Charles scooted his diapered butt over, a crinkling filling the room as he slid along the crib mattress. He wrapped his arm around her. “I liked Eleanor, for a long time, but I think I reached a point I didn't. It wasn't like with us.”

“I liked being with you.” She put her head on his shoulder. Charles was probably the only person on the planet who knew what she had been going through the past few days. She took a long breath through her nose. He smelled like baby powder and old spice. She had not had sex in months. She had not even touched herself because of the diapers.

He knew what to do, it was like their first time, the endless summer of the year two thousand. “Do you still like being with me?” She nodded. He wiggled a bit holding her closer.

He made the proposition, “If we're getting worse, this might be the last time we're still adults. We should take advantage of that.”

She kissed his cheek and moved her hand to his suspender clip. She popped one. He moved his other hand up and together the two popped his other clip. His clothes began to sag, and he wiggled out of them. She grabbed his pants and pulled the outer garments off.

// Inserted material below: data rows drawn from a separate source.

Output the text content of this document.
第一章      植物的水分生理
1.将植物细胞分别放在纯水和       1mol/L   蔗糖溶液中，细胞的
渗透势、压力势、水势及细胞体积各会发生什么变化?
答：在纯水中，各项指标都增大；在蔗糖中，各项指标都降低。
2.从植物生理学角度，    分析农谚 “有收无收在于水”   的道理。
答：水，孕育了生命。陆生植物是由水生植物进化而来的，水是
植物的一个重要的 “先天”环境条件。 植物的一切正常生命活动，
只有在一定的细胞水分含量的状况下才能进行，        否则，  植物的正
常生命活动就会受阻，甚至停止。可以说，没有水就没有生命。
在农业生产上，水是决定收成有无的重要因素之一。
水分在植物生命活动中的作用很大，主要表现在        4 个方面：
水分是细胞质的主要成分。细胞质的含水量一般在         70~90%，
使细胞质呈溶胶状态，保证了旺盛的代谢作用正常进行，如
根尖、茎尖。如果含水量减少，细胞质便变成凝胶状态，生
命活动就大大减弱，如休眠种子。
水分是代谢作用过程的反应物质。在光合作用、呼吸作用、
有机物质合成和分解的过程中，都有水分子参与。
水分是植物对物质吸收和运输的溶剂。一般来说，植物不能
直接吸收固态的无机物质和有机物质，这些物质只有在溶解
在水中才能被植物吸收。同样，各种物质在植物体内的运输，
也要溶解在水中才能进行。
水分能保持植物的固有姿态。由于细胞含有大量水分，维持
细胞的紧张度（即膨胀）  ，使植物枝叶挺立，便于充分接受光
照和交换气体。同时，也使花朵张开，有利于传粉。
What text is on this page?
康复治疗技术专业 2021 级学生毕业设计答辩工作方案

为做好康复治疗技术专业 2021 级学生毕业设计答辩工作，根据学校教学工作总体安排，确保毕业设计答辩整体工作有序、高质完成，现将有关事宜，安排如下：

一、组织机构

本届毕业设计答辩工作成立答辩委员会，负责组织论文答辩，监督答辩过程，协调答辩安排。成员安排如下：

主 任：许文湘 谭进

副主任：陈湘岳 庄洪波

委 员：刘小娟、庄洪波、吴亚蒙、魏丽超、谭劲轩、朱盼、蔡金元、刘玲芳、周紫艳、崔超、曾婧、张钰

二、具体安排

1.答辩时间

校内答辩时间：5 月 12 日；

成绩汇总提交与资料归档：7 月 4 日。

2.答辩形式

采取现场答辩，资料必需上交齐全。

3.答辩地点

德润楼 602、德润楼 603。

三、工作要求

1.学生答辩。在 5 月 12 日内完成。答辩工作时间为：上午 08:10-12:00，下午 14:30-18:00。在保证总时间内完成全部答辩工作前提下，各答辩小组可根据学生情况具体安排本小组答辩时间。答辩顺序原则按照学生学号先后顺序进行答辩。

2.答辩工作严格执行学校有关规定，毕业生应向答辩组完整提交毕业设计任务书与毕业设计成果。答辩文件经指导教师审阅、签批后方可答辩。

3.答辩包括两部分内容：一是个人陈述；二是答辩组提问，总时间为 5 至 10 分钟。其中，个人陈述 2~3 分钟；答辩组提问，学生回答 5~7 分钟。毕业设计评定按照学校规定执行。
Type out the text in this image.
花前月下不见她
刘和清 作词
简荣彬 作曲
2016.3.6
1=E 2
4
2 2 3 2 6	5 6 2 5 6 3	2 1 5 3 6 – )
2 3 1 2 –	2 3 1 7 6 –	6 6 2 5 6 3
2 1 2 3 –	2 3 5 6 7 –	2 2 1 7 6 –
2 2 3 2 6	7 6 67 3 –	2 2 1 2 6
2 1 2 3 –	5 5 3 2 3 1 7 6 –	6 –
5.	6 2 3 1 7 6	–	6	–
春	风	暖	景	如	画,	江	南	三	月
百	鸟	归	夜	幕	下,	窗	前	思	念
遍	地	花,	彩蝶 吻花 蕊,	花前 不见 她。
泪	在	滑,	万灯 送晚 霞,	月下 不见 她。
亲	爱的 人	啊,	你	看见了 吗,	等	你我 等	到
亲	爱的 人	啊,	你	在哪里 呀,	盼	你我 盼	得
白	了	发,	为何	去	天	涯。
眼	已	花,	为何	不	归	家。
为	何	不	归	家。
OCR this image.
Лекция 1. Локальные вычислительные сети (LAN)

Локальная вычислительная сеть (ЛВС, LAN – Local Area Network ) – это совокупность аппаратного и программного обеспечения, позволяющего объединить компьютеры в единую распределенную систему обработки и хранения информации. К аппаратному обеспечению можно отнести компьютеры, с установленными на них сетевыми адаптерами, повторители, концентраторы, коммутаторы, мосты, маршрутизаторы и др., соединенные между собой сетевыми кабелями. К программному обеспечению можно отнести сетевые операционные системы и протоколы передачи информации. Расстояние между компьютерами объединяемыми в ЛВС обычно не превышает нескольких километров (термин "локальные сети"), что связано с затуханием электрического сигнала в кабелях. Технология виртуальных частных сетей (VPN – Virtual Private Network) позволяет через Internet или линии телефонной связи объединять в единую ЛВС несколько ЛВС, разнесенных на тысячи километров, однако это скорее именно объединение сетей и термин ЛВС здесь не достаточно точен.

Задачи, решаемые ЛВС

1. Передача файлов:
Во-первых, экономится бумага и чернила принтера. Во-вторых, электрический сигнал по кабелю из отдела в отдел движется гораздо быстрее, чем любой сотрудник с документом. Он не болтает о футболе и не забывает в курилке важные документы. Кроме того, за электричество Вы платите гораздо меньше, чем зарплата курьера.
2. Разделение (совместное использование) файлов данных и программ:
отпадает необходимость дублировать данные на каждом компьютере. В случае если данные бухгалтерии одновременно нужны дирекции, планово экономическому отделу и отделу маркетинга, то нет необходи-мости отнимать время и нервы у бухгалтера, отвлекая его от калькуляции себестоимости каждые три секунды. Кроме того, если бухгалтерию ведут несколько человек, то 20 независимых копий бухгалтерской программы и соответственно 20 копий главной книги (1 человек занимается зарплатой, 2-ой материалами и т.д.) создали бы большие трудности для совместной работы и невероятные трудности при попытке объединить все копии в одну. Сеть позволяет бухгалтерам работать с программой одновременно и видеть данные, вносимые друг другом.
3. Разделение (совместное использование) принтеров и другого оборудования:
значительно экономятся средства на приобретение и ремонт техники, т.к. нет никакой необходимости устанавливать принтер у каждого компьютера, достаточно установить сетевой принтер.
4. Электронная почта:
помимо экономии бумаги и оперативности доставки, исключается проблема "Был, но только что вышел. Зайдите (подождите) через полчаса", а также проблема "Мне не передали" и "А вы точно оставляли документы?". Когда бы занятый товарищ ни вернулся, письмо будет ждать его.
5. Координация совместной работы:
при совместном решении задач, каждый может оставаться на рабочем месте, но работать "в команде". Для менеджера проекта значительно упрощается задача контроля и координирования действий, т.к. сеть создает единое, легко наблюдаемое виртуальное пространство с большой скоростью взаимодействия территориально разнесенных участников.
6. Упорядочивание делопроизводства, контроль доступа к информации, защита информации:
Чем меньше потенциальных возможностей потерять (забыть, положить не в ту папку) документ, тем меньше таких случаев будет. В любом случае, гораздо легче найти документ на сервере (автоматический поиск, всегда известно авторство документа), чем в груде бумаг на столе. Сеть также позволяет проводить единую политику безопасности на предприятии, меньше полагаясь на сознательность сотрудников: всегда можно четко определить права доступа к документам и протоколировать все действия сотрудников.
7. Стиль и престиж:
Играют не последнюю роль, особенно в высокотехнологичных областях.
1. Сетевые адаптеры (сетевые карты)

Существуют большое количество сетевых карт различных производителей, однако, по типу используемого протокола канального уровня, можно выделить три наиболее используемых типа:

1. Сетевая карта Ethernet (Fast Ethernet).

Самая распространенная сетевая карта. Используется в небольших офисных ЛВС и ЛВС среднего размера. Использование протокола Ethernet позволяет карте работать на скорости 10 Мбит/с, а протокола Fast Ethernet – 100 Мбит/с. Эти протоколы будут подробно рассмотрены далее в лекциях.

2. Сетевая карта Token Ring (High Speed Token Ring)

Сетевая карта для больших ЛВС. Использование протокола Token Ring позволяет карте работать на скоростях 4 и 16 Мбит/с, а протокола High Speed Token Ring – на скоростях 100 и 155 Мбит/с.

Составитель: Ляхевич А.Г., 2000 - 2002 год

His diapers were nice. White and blue, pictures of bears driving rockets. She had on some Kroger brand. She wasn't even sure if Howard had thought to buy the maximum absorbency kind. Looking up at him like this, hovering over his legs, she let her eyes move up his crotch, chest and face.

Charles took off his shirt as well, throwing it partly over the rail of the crib.

“I can't take mine off.” She quietly whispered.

“I can't take mine off either.”

Charles laughed, “Maybe... maybe we should try wearing protection for once.”

She crawled up his legs, their diapers touched crouch to crouch, she was laying on his chest. “Let's try it.”

The two emulated sex to the best of their ability. Rubbing and humping and slapping. It was the best sex they had had in years. The act would become locked into their brains. Diapers are sexy.

Grace had opened the door just enough to watch her parents tumble over each other. This was normal right? Children at some point will see their parents have sex. If this could be called sex.

It could all be found in her textbook. 'Chapter Two: Diaper History to the Present – Understanding the Discovery of a Sexual Fetish'. It was important to let the littles do fun activities they liked to do as adults, but now in the comfort of diapers. Make them see themselves as individuals who needed and wanted to wear padding. The two sides of the equation needed to be made equal.

The cream she had put in both their diapers had helped things along considerably. That was certainly an interesting one on the expense reports. She had marked it as a treatment for hypertension. The directions had warned that if “playtime” lasted for more than four hours to consult a pediatrician.